Maybe I’m hearing things. Maybe that’s the point.

Later, some aggressive coastal sounds, uncalming, unheimlich; and then more speaking in tongues, or some rising Jhonn Balance-like Gregorian chanting or… At one point, Blixa picks up a guitar again and gives us a little echo of the past (you can imagine Nick Cave strutting around in front of him, just for a second) but this isn’t then, and now you could almost get a glimpse of a less obviously jazzy Spontaneous Music Ensemble (I’m thinking on “Grazer Damm”), though just as an impression rather than a soundalike.

I’m not sure that’s true, but I’d be curious if you agreed. My Neubauten is unlikely to be the same as yours.
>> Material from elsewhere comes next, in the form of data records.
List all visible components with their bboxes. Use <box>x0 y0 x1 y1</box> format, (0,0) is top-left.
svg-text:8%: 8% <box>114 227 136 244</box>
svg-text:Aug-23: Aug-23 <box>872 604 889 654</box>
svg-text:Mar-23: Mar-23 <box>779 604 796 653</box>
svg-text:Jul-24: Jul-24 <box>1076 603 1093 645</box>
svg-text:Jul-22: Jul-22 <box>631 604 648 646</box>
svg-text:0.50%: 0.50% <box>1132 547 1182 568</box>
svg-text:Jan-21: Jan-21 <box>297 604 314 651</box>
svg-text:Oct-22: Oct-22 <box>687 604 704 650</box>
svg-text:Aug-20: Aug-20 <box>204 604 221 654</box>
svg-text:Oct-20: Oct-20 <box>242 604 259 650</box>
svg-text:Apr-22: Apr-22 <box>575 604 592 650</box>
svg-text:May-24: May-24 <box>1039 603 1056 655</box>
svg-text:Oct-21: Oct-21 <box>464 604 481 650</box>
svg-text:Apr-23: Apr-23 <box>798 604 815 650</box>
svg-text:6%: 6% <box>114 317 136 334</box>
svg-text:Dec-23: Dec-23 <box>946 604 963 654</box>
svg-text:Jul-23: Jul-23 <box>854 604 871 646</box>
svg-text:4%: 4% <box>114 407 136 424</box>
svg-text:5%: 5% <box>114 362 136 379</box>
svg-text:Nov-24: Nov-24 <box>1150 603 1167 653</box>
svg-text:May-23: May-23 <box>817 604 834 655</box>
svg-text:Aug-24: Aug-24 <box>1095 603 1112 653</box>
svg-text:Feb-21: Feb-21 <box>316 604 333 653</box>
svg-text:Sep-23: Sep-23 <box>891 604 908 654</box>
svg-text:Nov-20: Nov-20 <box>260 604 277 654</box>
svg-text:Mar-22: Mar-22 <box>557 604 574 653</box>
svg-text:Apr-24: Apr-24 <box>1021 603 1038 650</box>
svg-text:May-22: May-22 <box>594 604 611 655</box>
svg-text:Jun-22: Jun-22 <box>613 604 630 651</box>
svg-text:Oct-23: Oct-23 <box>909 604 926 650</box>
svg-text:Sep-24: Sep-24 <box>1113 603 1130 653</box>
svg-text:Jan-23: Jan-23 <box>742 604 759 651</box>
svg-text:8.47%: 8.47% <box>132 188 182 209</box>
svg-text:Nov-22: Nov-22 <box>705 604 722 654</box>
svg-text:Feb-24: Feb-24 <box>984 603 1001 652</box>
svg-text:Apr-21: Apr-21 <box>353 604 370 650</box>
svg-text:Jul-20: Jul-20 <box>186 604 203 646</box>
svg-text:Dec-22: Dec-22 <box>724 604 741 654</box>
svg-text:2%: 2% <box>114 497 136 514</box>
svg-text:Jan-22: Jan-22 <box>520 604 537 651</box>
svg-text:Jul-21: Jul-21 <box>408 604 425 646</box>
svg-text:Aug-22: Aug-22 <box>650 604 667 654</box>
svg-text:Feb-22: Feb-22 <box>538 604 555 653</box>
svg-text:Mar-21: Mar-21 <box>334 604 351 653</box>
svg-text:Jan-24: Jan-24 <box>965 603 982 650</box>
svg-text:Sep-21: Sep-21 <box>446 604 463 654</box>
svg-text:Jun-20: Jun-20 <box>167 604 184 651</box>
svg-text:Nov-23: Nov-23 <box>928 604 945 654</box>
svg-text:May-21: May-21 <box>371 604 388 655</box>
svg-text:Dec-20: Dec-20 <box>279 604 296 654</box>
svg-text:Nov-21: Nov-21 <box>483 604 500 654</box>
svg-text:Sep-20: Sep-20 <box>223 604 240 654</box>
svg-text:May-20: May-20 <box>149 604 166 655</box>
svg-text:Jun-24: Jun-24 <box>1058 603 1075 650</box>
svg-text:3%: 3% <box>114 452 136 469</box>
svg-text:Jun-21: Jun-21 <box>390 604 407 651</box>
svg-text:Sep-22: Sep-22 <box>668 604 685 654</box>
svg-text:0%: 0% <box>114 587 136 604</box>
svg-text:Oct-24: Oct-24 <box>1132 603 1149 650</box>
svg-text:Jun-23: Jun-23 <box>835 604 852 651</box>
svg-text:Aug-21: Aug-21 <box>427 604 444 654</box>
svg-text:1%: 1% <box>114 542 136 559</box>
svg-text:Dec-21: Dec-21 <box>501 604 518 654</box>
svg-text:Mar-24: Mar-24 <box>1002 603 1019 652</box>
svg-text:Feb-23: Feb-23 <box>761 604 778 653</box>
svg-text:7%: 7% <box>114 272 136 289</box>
I could go on, but you’ll probably want to find out for yourself. I’ve said enough; it’s better to listen. If you want a quick line to ease your worries: nothing here sounds like anything other than Einstürzende Neubauten, nothing here will confound you too much, nothing will make you feel uneasy at the places they’ve found themselves. You’ll not be disappointed because you know them, as they know you.